Wednesday, November 9, 2016

The 4th Industrial Revolution vs Capitalism, Socialism, Communism, Work...

I've been pondering the burgeoning fourth industrial revolution again recently...
It is very exciting to consider the possibilities.

One thought which crossed my mind is that of economics and politics.

First consider some of the possibilitie.

Consider FarmBot:




This thing is very nearly a fully automated garden. It is also opensource, and much of it can be manufactured using additive printing and relatively cheap and open source parts. Give it the ability to save/recover seeds and it becomes almost entirely autonomous. In theory any household could grow their own produce.

Consider self driving vehicles:
Uber is planning to launch a fleet of self driving taxis,  several companies are working on self driving vehicles for consumers, self-driving semi-trucks for freight transportation.

Consider Surgery Bots:

And they are learning to perform operations autonomously.

And that's not all.

Amazon is working on drones to autonomously deliver your stuff to your door.
They are also working on robots to handle the warehouse work of picking, packing, and shipping product.
There are printers which can construct any 3D part or object in plastic, or metal.
There are projects to build printers which can print fabric, and not just fabric as sheets of fabric, but fabric as clothes.
Food printers.
Even printers to create human organs.

So, if food production is automated, transportation is automated, manufacturing is automated, medicine is automated. what happens to humans? Notice that none of the above technology requires approaching anywhere near the threshold of the singularity (a self aware machine, which might decide humans are a pest which needs to be erradicated).
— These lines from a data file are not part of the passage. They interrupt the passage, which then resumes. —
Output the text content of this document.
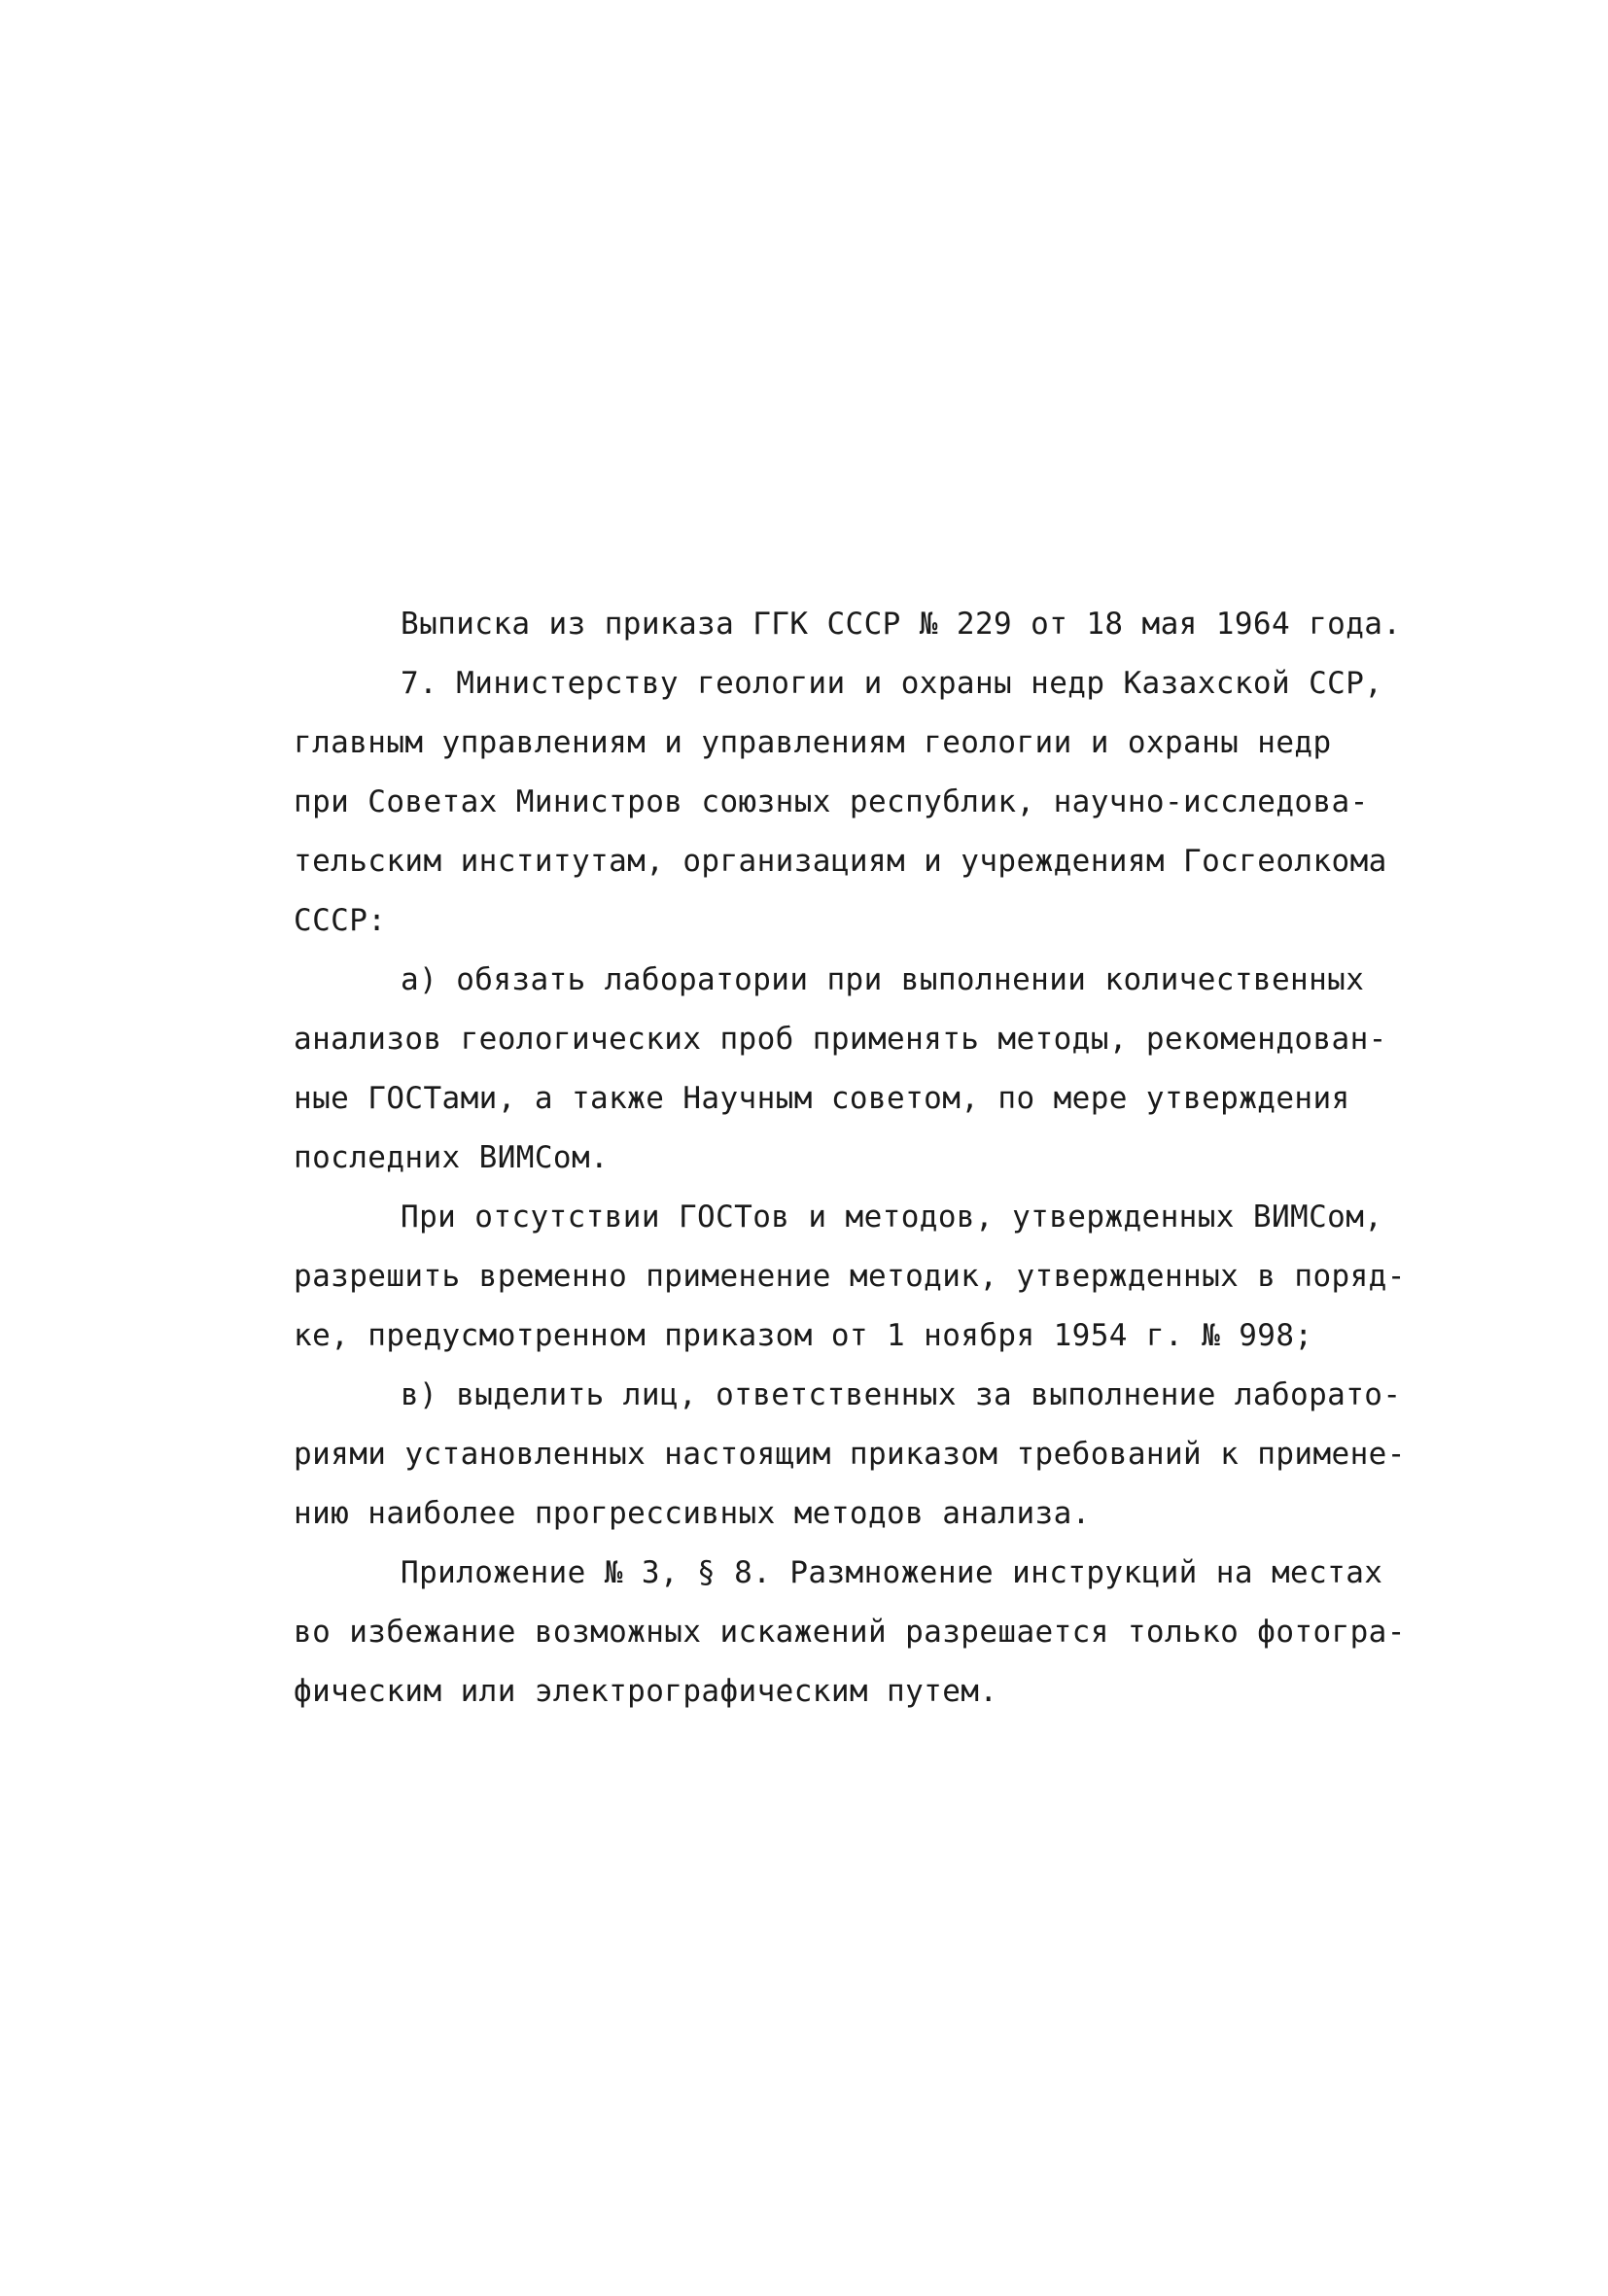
Выписка из приказа ГГК СССР № 229 от 18 мая 1964 года.
7. Министерству геологии и охраны недр Казахской ССР,
главным управлениям и управлениям геологии и охраны недр
при Советах Министров союзных республик, научно-исследова-
тельским институтам, организациям и учреждениям Госгеолкома
СССР:
а) обязать лаборатории при выполнении количественных
анализов геологических проб применять методы, рекомендован-
ные ГОСТами, а также Научным советом, по мере утверждения
последних ВИМСом.
При отсутствии ГОСТов и методов, утвержденных ВИМСом,
разрешить временно применение методик, утвержденных в поряд-
ке, предусмотренном приказом от 1 ноября 1954 г. № 998;
в) выделить лиц, ответственных за выполнение лаборато-
риями установленных настоящим приказом требований к примене-
нию наиболее прогрессивных методов анализа.
Приложение № 3, § 8. Размножение инструкций на местах
во избежание возможных искажений разрешается только фотогра-
фическим или электрографическим путем.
What does human work look like in this new world? And if much/most of these machines can be replicated by machines - If I can print my own printers using my friends' printers and a few hundred dollars of metal and resin... Well, that was the primary stated goal of communism - the means of production in every individual's hands.

If anyone can print their own food, their own clothing, their own shelter, so long as they have access to the base materials, and if the base materials are all autonomously extracted/manufactured/recycled, transported... Apart from clinging desperately to archaic intellectual property laws, will any large corporate entity be able to remain relevant? Will the idea of a company as we currently know it become inconsequential? Will the debate over capitalism vs. socialism vs communism still be relevant in an economic sense? And if individuals or small collectives are no longer dependent upon substantial governmental bodies to construct, maintain, protect or interfere in daily operations, will Those terms be politically relevant as well? Will national borders as we now know them matter?

If you no longer work to subsist. What will you do?